Quando nos casamos ela me disse, com um sorriso estrategicamente posto sobre os lábios para amenizar a gravidade do que dizia, que sabia, desde o início, o risco que estava correndo. Sabia que estava edificando sua casa sobre a areia. E não precisou me lembrar da parábola bíblica na qual sábio é o homem que constrói sua casa sobre a rocha. Definitivamente, eu não era uma rocha. E aquela foi a mais profunda declaração de amor que já recebi. Não importava eu. Importava, sim, a fé que ela tinha. “No meu coração há mais fé e mais esperança do que no coração de Deus”, dizia, e sorria um sorriso leve, como se estivesse a ironizar os trajes de uma mulher que se crê irresistível.

E tinha isso de dizer as coisas uma só vez. Uma calma com as palavras que era uma coisa de constranger. Dizia algo gravíssimo, algo que normalmente ratificamos, explicamos, dizemos novamente de várias outras formas, como quem violenta a linguagem para que nela caiba a gravidade do que se pretende dizer. Ela dizia uma só vez. Aos prantos ou sorrindo, em angústia ou em completa serenidade, não importava: nunca repetia algo que considerasse realmente grave. Tratava-se de algo como um pudor no uso da linguagem, como se já fosse o bastante ter lançado ao mundo aquelas sentenças. Pois que ficassem lá agora, sob os olhos de todos, como criaturas estranhas, malditas, bastardas, mas, por Deus, que não fosse necessário repeti-las. Não conseguia compreender que fosse necessário submeter os ouvidos de alguém a uma tragédia que tendo penetrado na alma através da audição já tenha por si só a característica de se multiplicar, obsessivamente. Uma sentença realmente importante repetida, uma vez que fosse, lhe parecia tão absurda quanto uma vida vivida duas vezes. Por isso nunca ouvi de novo o que ela disse certa vez, quando apagamos as luzes para dormir.
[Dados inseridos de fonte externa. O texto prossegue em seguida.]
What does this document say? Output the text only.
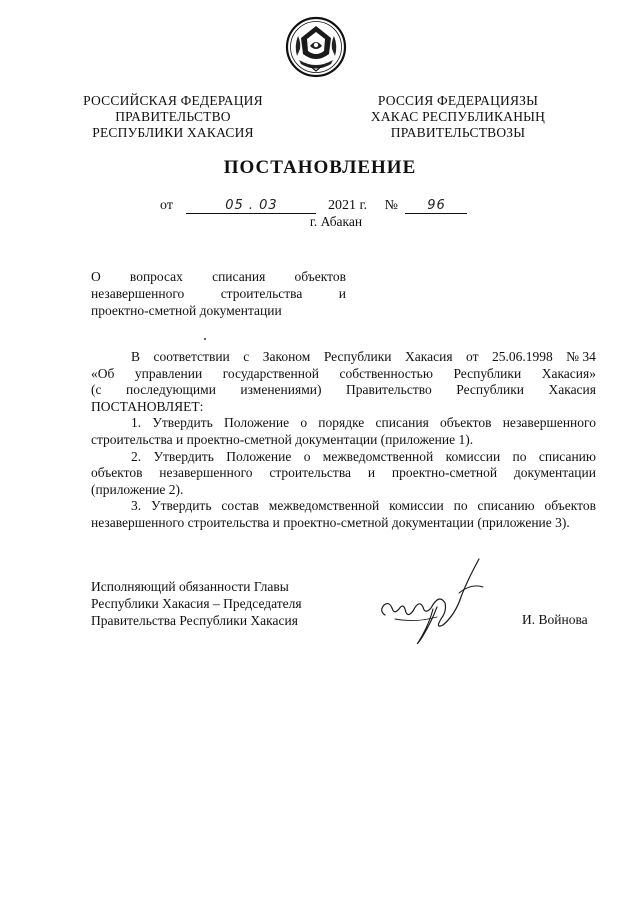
РОССИЙСКАЯ ФЕДЕРАЦИЯ
ПРАВИТЕЛЬСТВО
РЕСПУБЛИКИ ХАКАСИЯ
РОССИЯ ФЕДЕРАЦИЯЗЫ
ХАКАС РЕСПУБЛИКАНЫҢ
ПРАВИТЕЛЬСТВОЗЫ
ПОСТАНОВЛЕНИЕ
от	05 . 03	2021 г. № 96
г. Абакан
О вопросах списания объектов
незавершенного	строительства	и
проектно-сметной документации
В соответствии с Законом Республики Хакасия от 25.06.1998 № 34
«Об управлении государственной собственностью Республики Хакасия»
(с последующими изменениями) Правительство Республики Хакасия
ПОСТАНОВЛЯЕТ:
1. Утвердить Положение о порядке списания объектов незавершенного
строительства и проектно-сметной документации (приложение 1).
2. Утвердить Положение о межведомственной комиссии по списанию
объектов незавершенного строительства и проектно-сметной документации
(приложение 2).
3. Утвердить состав межведомственной комиссии по списанию объектов
незавершенного строительства и проектно-сметной документации (приложение 3).
Исполняющий обязанности Главы
Республики Хакасия – Председателя
Правительства Республики Хакасия	И. Войнова
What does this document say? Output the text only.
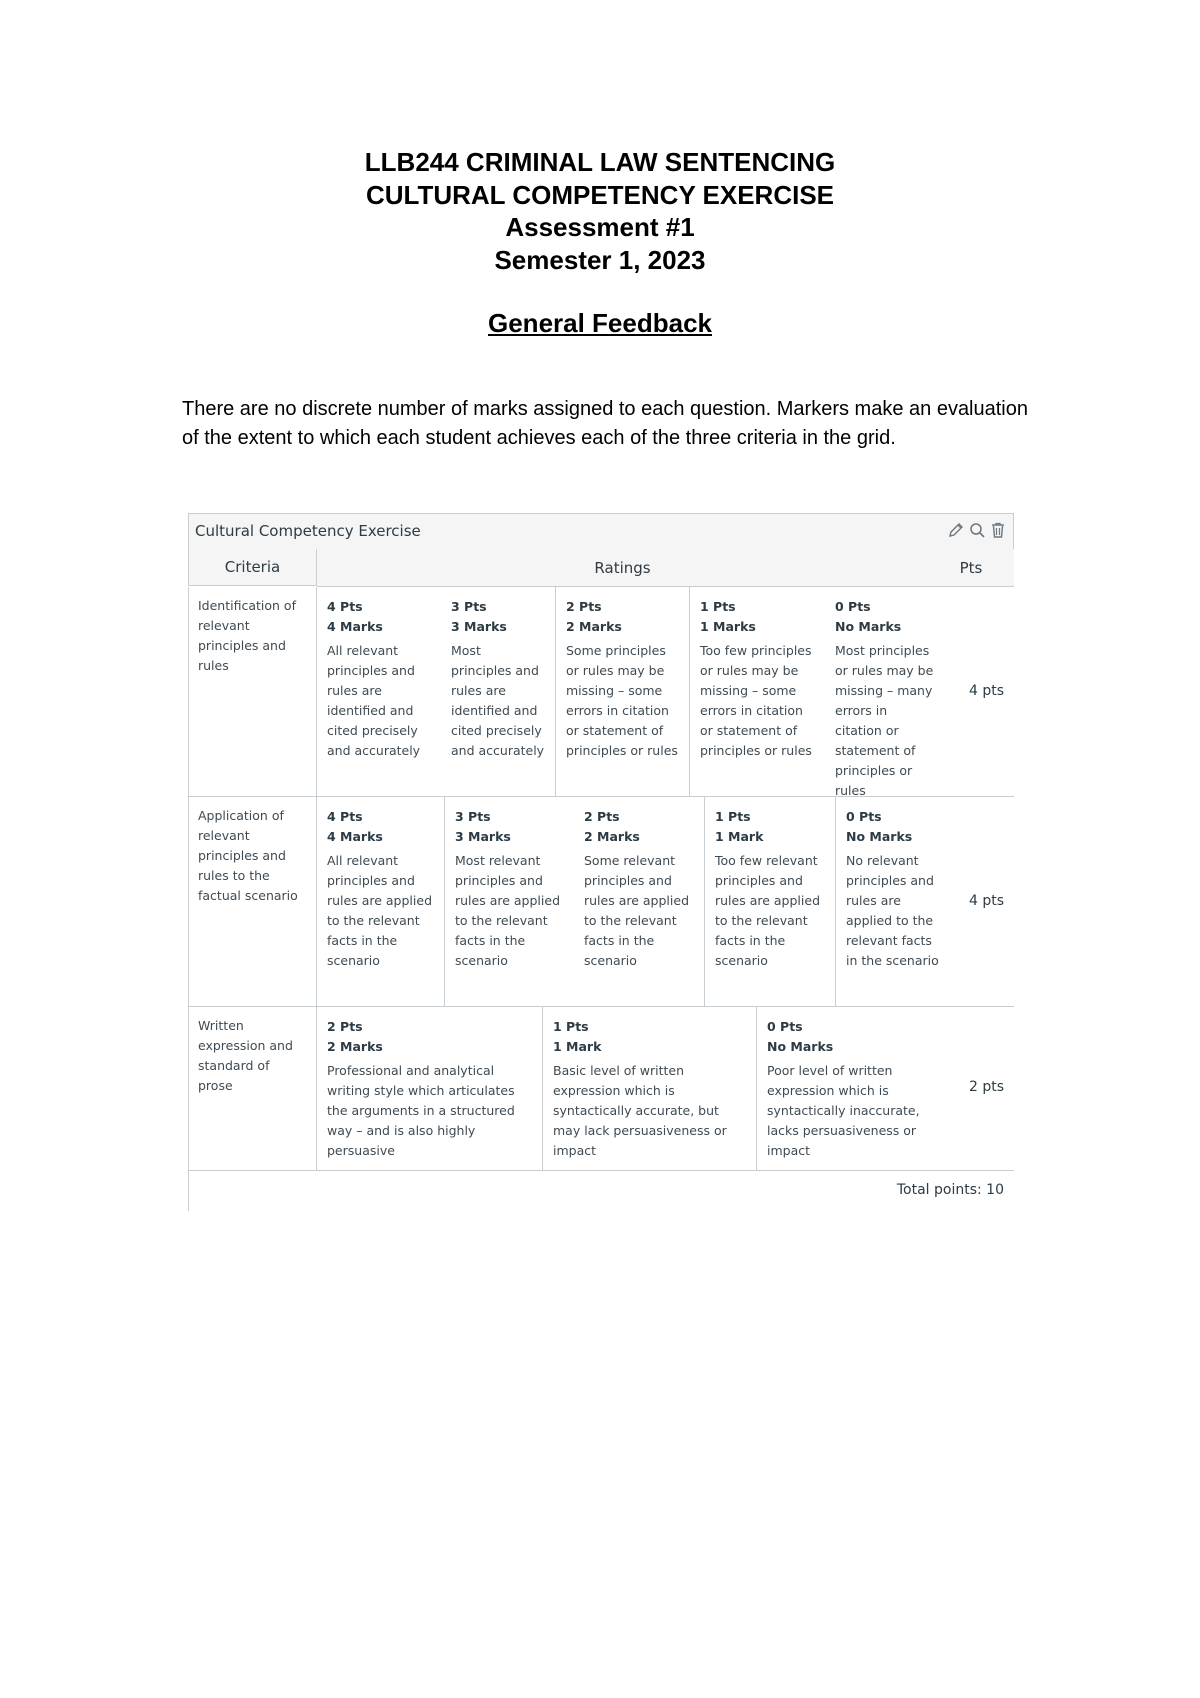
LLB244 CRIMINAL LAW SENTENCING
CULTURAL COMPETENCY EXERCISE
Assessment #1
Semester 1, 2023
General Feedback
There are no discrete number of marks assigned to each question. Markers make an evaluation of the extent to which each student achieves each of the three criteria in the grid.
Cultural Competency Exercise
Criteria	Ratings	Pts
Identification of relevant principles and rules
4 Pts
4 Marks
All relevant principles and rules are identified and cited precisely and accurately
3 Pts
3 Marks
Most principles and rules are identified and cited precisely and accurately
2 Pts
2 Marks
Some principles or rules may be missing – some errors in citation or statement of principles or rules
1 Pts
1 Marks
Too few principles or rules may be missing – some errors in citation or statement of principles or rules
0 Pts
No Marks
Most principles or rules may be missing – many errors in citation or statement of principles or rules
4 pts
Application of relevant principles and rules to the factual scenario
4 Pts
4 Marks
All relevant principles and rules are applied to the relevant facts in the scenario
3 Pts
3 Marks
Most relevant principles and rules are applied to the relevant facts in the scenario
2 Pts
2 Marks
Some relevant principles and rules are applied to the relevant facts in the scenario
1 Pts
1 Mark
Too few relevant principles and rules are applied to the relevant facts in the scenario
0 Pts
No Marks
No relevant principles and rules are applied to the relevant facts in the scenario
4 pts
Written expression and standard of prose
2 Pts
2 Marks
Professional and analytical writing style which articulates the arguments in a structured way – and is also highly persuasive
1 Pts
1 Mark
Basic level of written expression which is syntactically accurate, but may lack persuasiveness or impact
0 Pts
No Marks
Poor level of written expression which is syntactically inaccurate, lacks persuasiveness or impact
2 pts
Total points: 10
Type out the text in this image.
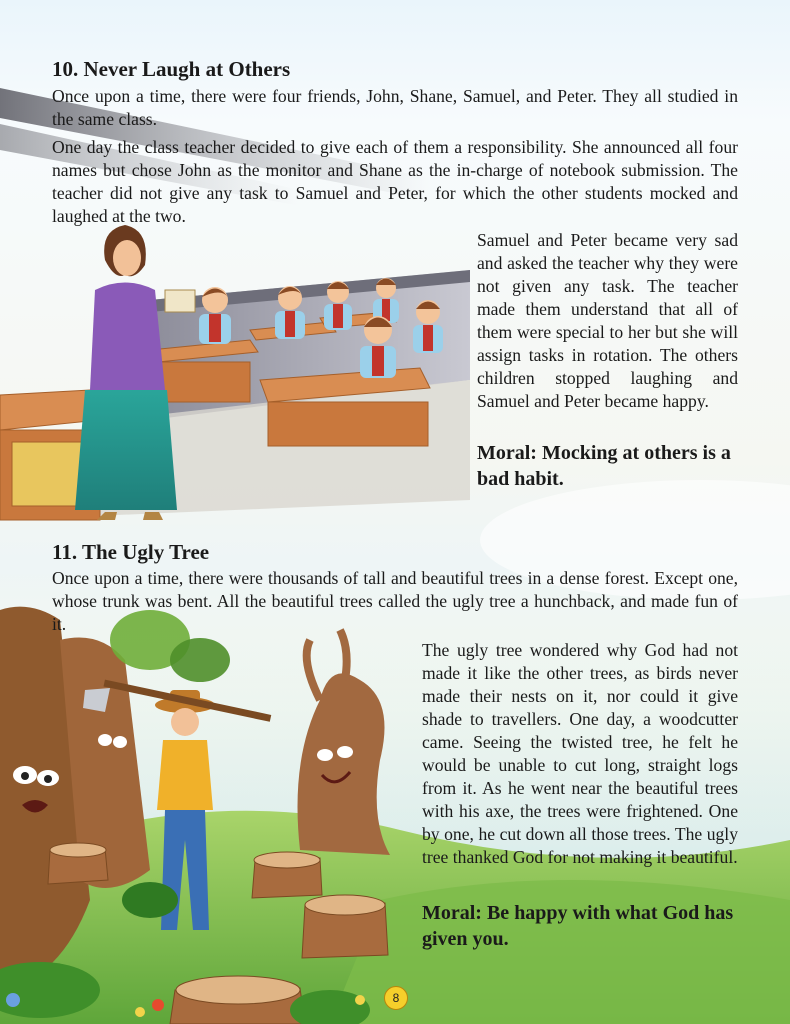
10. Never Laugh at Others

Once upon a time, there were four friends, John, Shane, Samuel, and Peter. They all studied in the same class.

One day the class teacher decided to give each of them a responsibility. She announced all four names but chose John as the monitor and Shane as the in-charge of notebook submission. The teacher did not give any task to Samuel and Peter, for which the other students mocked and laughed at the two.

Samuel and Peter became very sad and asked the teacher why they were not given any task. The teacher made them understand that all of them were special to her but she will assign tasks in rotation. The others children stopped laughing and Samuel and Peter became happy.

Moral: Mocking at others is a bad habit.

11. The Ugly Tree

Once upon a time, there were thousands of tall and beautiful trees in a dense forest. Except one, whose trunk was bent. All the beautiful trees called the ugly tree a hunchback, and made fun of it.

The ugly tree wondered why God had not made it like the other trees, as birds never made their nests on it, nor could it give shade to travellers. One day, a woodcutter came. Seeing the twisted tree, he felt he would be unable to cut long, straight logs from it. As he went near the beautiful trees with his axe, the trees were frightened. One by one, he cut down all those trees. The ugly tree thanked God for not making it beautiful.

Moral: Be happy with what God has given you.

8
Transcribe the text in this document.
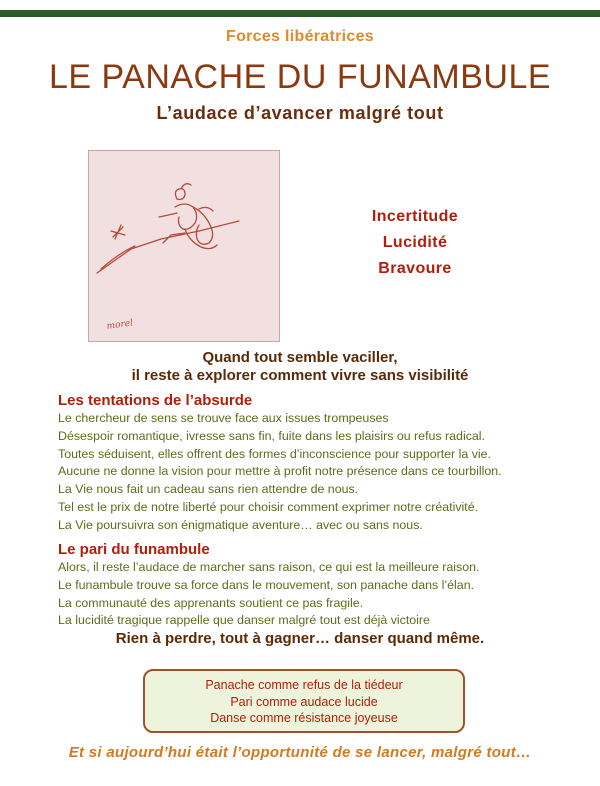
Forces libératrices
LE PANACHE DU FUNAMBULE
L’audace d’avancer malgré tout
morel
Incertitude
Lucidité
Bravoure
Quand tout semble vaciller,
il reste à explorer comment vivre sans visibilité
Les tentations de l’absurde
Le chercheur de sens se trouve face aux issues trompeuses
Désespoir romantique, ivresse sans fin, fuite dans les plaisirs ou refus radical.
Toutes séduisent, elles offrent des formes d’inconscience pour supporter la vie.
Aucune ne donne la vision pour mettre à profit notre présence dans ce tourbillon.
La Vie nous fait un cadeau sans rien attendre de nous.
Tel est le prix de notre liberté pour choisir comment exprimer notre créativité.
La Vie poursuivra son énigmatique aventure… avec ou sans nous.
Le pari du funambule
Alors, il reste l’audace de marcher sans raison, ce qui est la meilleure raison.
Le funambule trouve sa force dans le mouvement, son panache dans l’élan.
La communauté des apprenants soutient ce pas fragile.
La lucidité tragique rappelle que danser malgré tout est déjà victoire
Rien à perdre, tout à gagner… danser quand même.
Panache comme refus de la tiédeur
Pari comme audace lucide
Danse comme résistance joyeuse
Et si aujourd’hui était l’opportunité de se lancer, malgré tout…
“Você não precisa morrer disso”. Fez um instante de silêncio e seguiu dizendo as coisas com o rigor e a firmeza de quem martela pregos um atrás do outro, em linha reta até sabe-se lá onde . “Porque não é possível que não possa escolher. Com tanta vida, não é possível que no final você tenha mesmo que morrer assim, de forma tão lenta e poética, mas ainda assim morrer, só porque o mundo é enorme e porque a vida é uma sandice. Pelo amor de Deus, não é possível que seja assim. E só porque penso isso é que cheguei até aqui, só porque não creio na necessidade de uma morte tão tola é que me resignei a ver os seus olhos desse jeito. Olhe pra esses seus olhos! São ocos! Quando já tivermos anos atrás de nós e de repente você...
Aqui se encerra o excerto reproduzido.